Unraveling the molecular basis of hereditary spastic paraplegias –
Contribution from European Gypsies
Prof. Albena Jordanova, PhD
Molecular Neurogenomics Group, VIB Department of Molecular Genetics,
University of Antwerp, Belgium
Molecular Medicine Center, Department of Medical Chemistry and Biochemistry,
Sofia Medical University, Sofia, Bulgaria
1. Synopsis of proposed activities
Hereditary spastic paraplegias (HSP) are a group of rare neurodegenerative disorders of the upper motor neurons characterized by extreme clinical and genetic heterogeneity. The HSP disease is currently untreatable and poorly understood, warranting research on its etiology and potential targets for intervention. We aim at clarifying the biological complexity underlying this condition focusing on the identification of novel genes and disease-causing mutations involved in HSP pathogenesis. Our special "research tool" will be the unique genetic heritage of Gypsies (Romas) - the largest genetic and socio-cultural isolate of Europe. Referred to as ''the invisible minority'', Gypsies are an indispensible part of the social and cultural landscape of modern Europe. Research on HSP in this unique founder population provides a substantial and yet unexplored potential, as limited genetic diversity, large traditional families and shared ancestral mutations could simplify the etiological complexity of this disease.
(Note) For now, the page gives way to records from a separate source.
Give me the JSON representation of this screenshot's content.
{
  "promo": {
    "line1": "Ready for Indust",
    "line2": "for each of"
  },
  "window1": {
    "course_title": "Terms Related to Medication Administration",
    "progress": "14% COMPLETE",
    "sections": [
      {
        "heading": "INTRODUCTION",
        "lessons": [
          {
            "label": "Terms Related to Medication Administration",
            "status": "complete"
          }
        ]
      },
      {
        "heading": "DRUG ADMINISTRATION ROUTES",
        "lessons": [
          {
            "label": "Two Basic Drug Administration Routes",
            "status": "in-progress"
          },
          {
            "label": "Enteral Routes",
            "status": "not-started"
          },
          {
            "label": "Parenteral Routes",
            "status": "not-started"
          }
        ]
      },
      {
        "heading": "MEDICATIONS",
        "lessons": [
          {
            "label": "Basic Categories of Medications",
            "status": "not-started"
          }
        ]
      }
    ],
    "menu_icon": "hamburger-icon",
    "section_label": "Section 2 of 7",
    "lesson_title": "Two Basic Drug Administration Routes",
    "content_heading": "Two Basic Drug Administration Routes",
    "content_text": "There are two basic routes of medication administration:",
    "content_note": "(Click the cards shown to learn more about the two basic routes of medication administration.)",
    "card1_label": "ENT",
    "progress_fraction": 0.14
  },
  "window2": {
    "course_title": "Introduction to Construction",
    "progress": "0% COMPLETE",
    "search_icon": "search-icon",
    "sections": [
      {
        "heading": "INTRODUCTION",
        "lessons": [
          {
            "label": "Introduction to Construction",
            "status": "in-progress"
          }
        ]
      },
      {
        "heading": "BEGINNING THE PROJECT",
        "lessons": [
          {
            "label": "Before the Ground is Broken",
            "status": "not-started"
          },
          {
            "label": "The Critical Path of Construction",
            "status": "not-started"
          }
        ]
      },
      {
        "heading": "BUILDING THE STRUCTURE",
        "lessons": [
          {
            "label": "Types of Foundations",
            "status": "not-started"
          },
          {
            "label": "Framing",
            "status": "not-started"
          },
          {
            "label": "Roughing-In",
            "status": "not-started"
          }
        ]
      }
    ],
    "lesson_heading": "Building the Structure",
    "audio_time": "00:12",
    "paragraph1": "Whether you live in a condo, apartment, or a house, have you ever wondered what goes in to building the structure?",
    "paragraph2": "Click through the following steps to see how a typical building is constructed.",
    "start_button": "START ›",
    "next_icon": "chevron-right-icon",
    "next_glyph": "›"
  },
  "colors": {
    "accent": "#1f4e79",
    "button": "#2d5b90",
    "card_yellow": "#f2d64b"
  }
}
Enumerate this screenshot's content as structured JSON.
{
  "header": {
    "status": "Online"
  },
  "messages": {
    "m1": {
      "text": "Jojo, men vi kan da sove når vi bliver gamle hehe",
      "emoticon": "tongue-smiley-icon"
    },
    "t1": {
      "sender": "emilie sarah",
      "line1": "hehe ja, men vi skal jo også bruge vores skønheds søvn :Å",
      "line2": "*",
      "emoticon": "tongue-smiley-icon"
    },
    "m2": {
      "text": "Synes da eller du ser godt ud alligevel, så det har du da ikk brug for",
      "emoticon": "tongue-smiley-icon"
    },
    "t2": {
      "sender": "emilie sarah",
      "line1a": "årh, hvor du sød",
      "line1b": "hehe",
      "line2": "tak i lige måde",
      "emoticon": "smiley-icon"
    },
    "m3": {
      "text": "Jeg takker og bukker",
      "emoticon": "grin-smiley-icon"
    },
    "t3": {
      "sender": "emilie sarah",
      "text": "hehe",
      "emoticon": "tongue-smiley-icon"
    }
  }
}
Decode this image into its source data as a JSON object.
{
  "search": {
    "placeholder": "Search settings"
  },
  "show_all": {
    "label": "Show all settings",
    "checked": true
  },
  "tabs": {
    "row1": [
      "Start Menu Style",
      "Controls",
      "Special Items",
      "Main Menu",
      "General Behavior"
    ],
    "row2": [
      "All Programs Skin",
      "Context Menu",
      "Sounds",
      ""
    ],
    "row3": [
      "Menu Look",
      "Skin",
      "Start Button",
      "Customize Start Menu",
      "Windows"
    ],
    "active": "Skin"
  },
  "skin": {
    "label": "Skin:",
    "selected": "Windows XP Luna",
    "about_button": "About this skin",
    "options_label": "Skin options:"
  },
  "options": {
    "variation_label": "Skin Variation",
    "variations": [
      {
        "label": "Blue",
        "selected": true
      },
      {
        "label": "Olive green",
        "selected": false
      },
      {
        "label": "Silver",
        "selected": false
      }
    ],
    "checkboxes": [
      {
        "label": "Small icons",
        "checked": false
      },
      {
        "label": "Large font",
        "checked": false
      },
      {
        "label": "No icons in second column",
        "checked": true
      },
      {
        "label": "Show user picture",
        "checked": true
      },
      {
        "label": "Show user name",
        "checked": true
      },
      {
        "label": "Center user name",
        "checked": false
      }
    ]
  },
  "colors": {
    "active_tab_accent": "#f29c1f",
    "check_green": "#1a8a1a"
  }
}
We propose to conduct a study on the molecular basis of HSP, taking advantage of our unique collection of Gypsy patients with this disorder. We will apply an approach of simultaneous genetic search for several trait-causing loci that will allow identification of novel loci, genes and disease-causing mutations, respecting at the same time the genetic heterogeneity of HSP. We have extended genealogical and clinical information and genetic material of 18 Gypsy familial and sporadic cases, with excluded mutations in the spastin and paraplegin genes.Considering the trans-national nature of the Roma isolate, additional families will be collected trough established collaborations with neurologists and geneticists across Europe. We will pursue four objectives: (i) Large scale SNP genotyping to search simultaneously for several trait-causing loci using homozygosity mapping (in HSP families with recessive inheritance) and linkage analysis (in cases with both dominant and recessive inheritance). Our disease model ideally suits this genetic approach, since the rarer the disease form, the more pronounced the homozygozity effect. (ii) Patients linked to already known loci and genes will be further analysed to identify the disease-causing mutations. (iii) Patients linked to unknown loci will be further compared to identify overlapping HSP-associated regions and shared haplotypes. Subsequently, (iv) whole exome/genome sequencing in selected individuals, (v) hit validation in patient cohorts from Gypsy and outbreed communities, and (vi) functional genomics approaches will allow identification of novel HSP genes. Considering our preliminary data for genetic heterogeneity of HSP in this community, the structure of available families and our approach, we envisage identifying more than one novel HSP gene.
Our research will reveal novel molecular players and pathways underlying HSP, increasing the basic knowledge on their pathology and providing avenues for development of new therapeutic strategies. The results of this study should contribute to identification of novel genetic entities and to a catalogue of genes and disease-causing genetic variants causing HSP that can subsequently be genotyped in large outbreed populations. Thus, this project is of more than a local significance since its finding will be of general relevance for the research field and will be applicable to all national health care systems. The mutation identification will allow genotype-phenotype correlations and will have an important impact on the diagnostic of spastic paraplegias, genetic counseling and disease prevention.